Understanding statistics for biomedical research through the lens of replication

Clinicians and scientists have traditionally focussed on whether their findings will be replicated and are very familiar with the concept. The probability that a replication study yields an effect with the same sign, or the same statistical significance as an original study depends on the sum of the variances of the effect estimates. On this basis, when P equals 0.025 one-sided and the replication study has the same sample size and variance as the original study, the probability of achieving a one-sided P is less than or equal to 0.025 a second time is only about 0.283, consistent with currently observed modest replication rates. A higher replication probability would require a larger sample size than that derived from current single variance power calculations. However, if the replication study is based on an infinitely large sample size and thus has negligible variance then the probability that its estimated mean is same sign is 1 - P = 0.975. The reasoning is made clearer by changing continuous distributions to discretised scales and probability masses, thus avoiding ambiguity and improper flat priors. This perspective is consistent with Frequentist and Bayesian interpretations and also requires further reasoning when testing scientific hypotheses and making decisions.

💡 Research Summary

This paper, “Understanding statistics for biomedical research through the lens of replication,” addresses the pervasive confusion surrounding statistical interpretation and the replication crisis by reframing core concepts through the intuitive idea of study replication. The central argument is that the common focus on a single study’s P-value is misleading for assessing the reliability of findings, and that replication probability offers a more meaningful metric.
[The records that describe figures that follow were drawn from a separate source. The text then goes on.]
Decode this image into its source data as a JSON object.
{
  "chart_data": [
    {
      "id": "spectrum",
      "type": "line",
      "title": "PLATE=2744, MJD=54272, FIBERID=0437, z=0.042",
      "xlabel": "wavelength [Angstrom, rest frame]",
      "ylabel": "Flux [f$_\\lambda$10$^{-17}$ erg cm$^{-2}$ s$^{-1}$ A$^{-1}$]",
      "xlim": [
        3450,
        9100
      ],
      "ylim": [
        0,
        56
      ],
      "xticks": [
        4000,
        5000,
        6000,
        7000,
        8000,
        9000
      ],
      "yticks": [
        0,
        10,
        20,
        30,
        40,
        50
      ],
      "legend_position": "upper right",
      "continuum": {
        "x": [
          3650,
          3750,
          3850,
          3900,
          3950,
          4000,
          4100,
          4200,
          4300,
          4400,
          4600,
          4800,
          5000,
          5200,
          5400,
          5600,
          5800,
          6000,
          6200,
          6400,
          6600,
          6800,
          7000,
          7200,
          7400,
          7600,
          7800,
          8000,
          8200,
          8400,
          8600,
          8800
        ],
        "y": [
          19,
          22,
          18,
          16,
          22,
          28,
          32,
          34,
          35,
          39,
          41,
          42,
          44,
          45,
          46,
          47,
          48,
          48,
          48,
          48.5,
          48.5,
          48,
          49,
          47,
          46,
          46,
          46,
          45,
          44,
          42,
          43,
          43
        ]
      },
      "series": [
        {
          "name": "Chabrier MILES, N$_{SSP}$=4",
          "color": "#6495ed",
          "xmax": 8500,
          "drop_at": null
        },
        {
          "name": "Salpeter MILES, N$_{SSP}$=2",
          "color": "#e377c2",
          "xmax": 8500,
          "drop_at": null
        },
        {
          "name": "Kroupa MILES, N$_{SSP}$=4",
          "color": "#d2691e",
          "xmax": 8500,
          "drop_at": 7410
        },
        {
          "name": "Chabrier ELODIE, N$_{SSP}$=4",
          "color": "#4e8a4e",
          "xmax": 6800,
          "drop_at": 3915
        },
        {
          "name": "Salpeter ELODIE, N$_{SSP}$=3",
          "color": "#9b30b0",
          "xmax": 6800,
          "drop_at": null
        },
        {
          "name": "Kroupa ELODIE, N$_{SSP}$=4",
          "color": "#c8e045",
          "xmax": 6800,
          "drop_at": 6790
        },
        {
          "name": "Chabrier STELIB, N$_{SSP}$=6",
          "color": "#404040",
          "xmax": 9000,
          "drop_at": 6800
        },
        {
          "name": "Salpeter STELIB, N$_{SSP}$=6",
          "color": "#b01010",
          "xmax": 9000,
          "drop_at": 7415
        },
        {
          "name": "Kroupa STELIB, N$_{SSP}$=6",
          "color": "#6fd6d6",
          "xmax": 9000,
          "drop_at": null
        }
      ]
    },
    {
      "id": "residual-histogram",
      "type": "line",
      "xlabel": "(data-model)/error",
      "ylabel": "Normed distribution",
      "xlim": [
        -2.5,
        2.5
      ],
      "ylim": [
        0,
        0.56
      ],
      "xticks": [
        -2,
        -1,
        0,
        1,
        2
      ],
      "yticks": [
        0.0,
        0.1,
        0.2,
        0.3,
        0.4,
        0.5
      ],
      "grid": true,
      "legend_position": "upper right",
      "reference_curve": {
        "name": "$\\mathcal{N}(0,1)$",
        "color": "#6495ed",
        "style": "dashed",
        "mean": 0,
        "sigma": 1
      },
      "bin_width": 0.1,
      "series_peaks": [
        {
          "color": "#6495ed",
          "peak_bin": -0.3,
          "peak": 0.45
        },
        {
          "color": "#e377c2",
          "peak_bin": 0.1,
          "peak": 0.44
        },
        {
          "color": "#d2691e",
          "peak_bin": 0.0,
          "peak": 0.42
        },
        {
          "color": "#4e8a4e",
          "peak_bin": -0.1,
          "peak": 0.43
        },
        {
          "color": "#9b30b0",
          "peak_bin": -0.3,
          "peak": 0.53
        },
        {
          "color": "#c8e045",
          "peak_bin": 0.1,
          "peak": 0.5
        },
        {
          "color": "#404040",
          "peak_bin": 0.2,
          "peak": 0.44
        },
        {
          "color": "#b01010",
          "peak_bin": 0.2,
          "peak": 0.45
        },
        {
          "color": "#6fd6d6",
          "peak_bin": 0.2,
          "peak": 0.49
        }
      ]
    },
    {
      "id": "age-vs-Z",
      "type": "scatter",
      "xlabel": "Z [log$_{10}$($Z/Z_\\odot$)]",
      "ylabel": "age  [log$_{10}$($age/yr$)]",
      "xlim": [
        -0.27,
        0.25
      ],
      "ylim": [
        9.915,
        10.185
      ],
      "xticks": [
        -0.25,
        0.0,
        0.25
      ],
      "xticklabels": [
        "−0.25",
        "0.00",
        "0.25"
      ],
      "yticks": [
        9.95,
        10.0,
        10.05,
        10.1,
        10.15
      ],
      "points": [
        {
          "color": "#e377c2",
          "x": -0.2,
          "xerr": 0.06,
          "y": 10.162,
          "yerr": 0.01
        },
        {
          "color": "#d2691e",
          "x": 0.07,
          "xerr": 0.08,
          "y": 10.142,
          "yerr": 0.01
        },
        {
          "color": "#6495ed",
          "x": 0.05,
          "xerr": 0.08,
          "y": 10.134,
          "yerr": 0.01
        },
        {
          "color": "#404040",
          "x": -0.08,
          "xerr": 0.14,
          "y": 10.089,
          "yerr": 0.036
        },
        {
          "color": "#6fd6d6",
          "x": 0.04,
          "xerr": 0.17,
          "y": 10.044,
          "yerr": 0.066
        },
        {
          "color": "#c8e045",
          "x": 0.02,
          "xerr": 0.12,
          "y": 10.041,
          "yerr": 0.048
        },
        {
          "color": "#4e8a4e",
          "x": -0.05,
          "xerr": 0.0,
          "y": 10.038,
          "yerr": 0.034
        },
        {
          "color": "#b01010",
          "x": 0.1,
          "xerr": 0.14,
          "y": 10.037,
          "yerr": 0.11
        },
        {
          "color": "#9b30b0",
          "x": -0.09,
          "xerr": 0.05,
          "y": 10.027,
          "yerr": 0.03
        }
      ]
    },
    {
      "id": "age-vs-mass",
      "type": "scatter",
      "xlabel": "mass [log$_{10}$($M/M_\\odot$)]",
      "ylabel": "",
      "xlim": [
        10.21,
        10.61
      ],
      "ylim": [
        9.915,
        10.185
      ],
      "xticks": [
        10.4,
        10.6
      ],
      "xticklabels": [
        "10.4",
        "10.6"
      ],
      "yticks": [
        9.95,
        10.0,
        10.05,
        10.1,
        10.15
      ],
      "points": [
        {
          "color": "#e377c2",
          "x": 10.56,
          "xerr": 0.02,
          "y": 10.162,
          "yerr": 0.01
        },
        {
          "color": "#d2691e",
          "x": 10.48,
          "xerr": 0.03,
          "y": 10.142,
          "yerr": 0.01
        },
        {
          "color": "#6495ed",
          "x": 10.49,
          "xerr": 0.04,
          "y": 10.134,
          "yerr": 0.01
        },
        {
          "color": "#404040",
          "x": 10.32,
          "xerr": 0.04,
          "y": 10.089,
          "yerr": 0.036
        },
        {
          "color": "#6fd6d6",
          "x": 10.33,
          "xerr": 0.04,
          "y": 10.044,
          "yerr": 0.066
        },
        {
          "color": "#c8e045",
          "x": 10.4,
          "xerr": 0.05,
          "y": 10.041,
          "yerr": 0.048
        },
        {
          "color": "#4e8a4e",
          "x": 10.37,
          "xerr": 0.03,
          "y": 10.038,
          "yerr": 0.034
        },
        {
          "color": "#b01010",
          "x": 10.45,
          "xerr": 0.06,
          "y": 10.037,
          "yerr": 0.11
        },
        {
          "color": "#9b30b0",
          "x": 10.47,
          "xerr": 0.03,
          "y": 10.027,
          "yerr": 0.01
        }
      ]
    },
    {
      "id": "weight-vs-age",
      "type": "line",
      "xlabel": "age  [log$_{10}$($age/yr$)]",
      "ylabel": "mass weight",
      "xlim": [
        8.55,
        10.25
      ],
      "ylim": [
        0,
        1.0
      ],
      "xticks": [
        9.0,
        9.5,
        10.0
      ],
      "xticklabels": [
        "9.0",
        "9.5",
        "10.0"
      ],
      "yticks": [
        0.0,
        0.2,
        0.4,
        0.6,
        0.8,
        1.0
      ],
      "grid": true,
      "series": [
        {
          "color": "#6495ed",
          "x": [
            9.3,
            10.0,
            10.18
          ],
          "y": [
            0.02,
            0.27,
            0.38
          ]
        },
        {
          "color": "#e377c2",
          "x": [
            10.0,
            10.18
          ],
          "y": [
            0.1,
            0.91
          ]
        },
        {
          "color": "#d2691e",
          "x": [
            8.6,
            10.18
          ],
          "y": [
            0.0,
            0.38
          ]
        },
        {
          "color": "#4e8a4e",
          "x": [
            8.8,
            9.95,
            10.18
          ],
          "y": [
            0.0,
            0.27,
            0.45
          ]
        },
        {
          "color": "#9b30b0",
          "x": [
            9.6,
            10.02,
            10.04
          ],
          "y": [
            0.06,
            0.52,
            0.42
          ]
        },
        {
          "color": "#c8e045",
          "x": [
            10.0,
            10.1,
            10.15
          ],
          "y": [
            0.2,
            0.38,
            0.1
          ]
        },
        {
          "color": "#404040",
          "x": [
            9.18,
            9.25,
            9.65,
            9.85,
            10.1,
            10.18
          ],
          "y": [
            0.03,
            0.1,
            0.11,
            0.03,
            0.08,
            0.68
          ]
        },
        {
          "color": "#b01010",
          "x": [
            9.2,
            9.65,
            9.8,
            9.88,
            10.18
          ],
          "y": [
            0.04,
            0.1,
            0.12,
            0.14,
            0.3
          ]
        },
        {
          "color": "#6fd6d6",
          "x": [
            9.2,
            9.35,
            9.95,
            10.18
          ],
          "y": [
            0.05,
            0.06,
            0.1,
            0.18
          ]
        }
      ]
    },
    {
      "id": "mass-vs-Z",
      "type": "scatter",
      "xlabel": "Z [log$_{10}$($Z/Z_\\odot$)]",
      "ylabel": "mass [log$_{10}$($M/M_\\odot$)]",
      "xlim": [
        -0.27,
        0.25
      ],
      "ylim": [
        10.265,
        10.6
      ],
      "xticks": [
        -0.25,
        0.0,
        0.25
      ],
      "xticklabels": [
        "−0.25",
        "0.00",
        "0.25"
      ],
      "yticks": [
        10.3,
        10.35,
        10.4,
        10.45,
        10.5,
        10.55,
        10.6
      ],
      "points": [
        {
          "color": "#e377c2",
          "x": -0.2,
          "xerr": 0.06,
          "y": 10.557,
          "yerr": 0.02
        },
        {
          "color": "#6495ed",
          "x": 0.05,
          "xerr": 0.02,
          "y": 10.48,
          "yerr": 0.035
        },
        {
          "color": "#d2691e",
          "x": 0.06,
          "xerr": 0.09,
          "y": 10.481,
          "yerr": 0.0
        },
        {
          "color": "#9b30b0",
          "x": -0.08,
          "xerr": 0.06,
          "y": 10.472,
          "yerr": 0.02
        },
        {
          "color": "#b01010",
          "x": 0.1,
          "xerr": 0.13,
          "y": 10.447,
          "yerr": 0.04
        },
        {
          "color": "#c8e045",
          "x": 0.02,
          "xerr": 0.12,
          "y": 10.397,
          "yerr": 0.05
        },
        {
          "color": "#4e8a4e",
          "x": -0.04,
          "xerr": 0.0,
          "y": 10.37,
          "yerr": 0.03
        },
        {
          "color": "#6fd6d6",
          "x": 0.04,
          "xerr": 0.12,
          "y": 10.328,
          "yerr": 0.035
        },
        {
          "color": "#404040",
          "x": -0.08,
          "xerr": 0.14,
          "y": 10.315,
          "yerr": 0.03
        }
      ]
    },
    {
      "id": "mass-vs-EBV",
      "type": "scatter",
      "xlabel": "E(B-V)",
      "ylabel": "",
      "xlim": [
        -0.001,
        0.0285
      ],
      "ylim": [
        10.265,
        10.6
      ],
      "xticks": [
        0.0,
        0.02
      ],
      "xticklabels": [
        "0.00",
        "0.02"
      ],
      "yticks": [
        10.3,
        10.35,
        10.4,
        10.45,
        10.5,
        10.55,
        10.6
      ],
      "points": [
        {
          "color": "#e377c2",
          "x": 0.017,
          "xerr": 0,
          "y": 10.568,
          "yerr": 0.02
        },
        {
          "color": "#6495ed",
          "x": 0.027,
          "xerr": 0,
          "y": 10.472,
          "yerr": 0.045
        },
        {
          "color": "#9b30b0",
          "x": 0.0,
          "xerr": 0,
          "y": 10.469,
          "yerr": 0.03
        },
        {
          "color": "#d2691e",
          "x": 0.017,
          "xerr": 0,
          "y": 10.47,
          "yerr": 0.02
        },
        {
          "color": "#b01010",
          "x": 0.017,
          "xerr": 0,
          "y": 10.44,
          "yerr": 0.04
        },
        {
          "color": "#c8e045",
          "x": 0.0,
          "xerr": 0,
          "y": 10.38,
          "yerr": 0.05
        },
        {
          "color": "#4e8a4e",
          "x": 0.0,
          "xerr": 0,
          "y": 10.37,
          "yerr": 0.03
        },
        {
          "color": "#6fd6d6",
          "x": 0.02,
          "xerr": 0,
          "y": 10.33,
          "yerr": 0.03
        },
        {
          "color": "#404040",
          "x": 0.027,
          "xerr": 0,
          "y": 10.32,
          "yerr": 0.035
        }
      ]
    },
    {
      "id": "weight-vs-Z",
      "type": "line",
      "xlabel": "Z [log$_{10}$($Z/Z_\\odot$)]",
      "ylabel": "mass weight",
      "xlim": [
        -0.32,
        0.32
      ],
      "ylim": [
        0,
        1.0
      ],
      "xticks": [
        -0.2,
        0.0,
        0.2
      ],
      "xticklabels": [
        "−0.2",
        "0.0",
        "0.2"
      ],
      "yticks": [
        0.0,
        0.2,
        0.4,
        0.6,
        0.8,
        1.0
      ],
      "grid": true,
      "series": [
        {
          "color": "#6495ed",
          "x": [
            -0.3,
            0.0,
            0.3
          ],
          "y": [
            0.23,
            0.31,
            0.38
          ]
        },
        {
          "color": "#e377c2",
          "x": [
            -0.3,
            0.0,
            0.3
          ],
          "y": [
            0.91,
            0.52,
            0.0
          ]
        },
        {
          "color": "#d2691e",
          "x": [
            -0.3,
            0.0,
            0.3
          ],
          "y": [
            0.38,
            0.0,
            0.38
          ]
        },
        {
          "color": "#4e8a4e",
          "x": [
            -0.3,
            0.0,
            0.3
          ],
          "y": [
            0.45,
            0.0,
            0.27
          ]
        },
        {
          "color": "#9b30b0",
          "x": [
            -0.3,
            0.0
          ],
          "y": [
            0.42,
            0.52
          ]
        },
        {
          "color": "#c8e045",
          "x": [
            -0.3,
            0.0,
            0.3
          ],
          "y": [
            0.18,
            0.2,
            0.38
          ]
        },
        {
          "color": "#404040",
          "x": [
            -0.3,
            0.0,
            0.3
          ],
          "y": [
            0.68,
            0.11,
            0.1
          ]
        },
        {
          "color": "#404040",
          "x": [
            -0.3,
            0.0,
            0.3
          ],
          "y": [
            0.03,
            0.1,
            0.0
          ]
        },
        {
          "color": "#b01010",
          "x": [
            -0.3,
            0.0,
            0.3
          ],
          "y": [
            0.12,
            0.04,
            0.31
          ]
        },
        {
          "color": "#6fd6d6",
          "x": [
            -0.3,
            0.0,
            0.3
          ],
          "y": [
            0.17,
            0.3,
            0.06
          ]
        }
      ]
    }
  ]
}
The author begins by highlighting the challenges in interpreting P-values and confidence intervals, and the persistent divide between Frequentist and Bayesian paradigms. To build an intuitive foundation, the paper uses a concrete example of a crossover randomized controlled trial on blood pressure. It shows how probabilities (e.g., the chance an individual patient benefited from treatment) can be estimated directly from observed frequencies or from the cumulative distribution function of a Gaussian, without immediately invoking Bayes’ rule.

A key technical innovation proposed is the “discretisation” of continuous Gaussian distributions into very narrow intervals (e.g., 0.01 mmHg bins). This mirrors how measurements are actually recorded in medicine and science (as intervals) and resolves mathematical ambiguities inherent in continuous models, particularly the problem of “improper” flat priors in Bayesian analysis. By assuming a finite range of possible values, the author defines a “uniform prior probability conditional on the sample space.” This allows for the symmetry where the probability distribution of the true parameter given the statistic is identical in form to the likelihood distribution of the statistic given the parameter. Within this clarified framework, a one-sided P-value (e.g., 0.025) is shown to be not only the probability of obtaining the observed result (or more extreme) under the null hypothesis but also the probability that the true effect lies beyond the null hypothesis (e.g., is zero or less) given the observed data. Consequently, 1-P (e.g., 0.975) represents the probability that the true effect is on the same side as the observed effect.

The paper then applies this logic to the critical issue of replication. Predicting the result of a replication study is modeled as a two-stage convolution process: first, estimating the distribution of possible “true” effects from the original study result; second, estimating the distribution of possible replication results for each of those true effects. The variance of this combined, convolved distribution is the sum of the variances of the original and replication study effect estimates. This leads to the paper’s pivotal finding: when P = 0.025 (one-sided) in an original study, the probability that a replication study with the same sample size (and thus same variance) will also achieve P ≤ 0.025 is only about 28.3%. This aligns with empirically observed low replication rates. The analysis demonstrates that to achieve a high probability of successful replication (e.g., 97.5%), the replication study would need a sample size so large that its variance is negligible—far larger than what conventional power calculations for a single study would dictate.

In conclusion, the paper provides a coherent and accessible reinterpretation of statistical evidence by leveraging the concept of replication. By discretising distributions and introducing a sample-space-conditional uniform prior, it bridges Frequentist and Bayesian interpretations and offers practical insights for study design, sample size planning, and the critical evaluation of scientific and clinical evidence.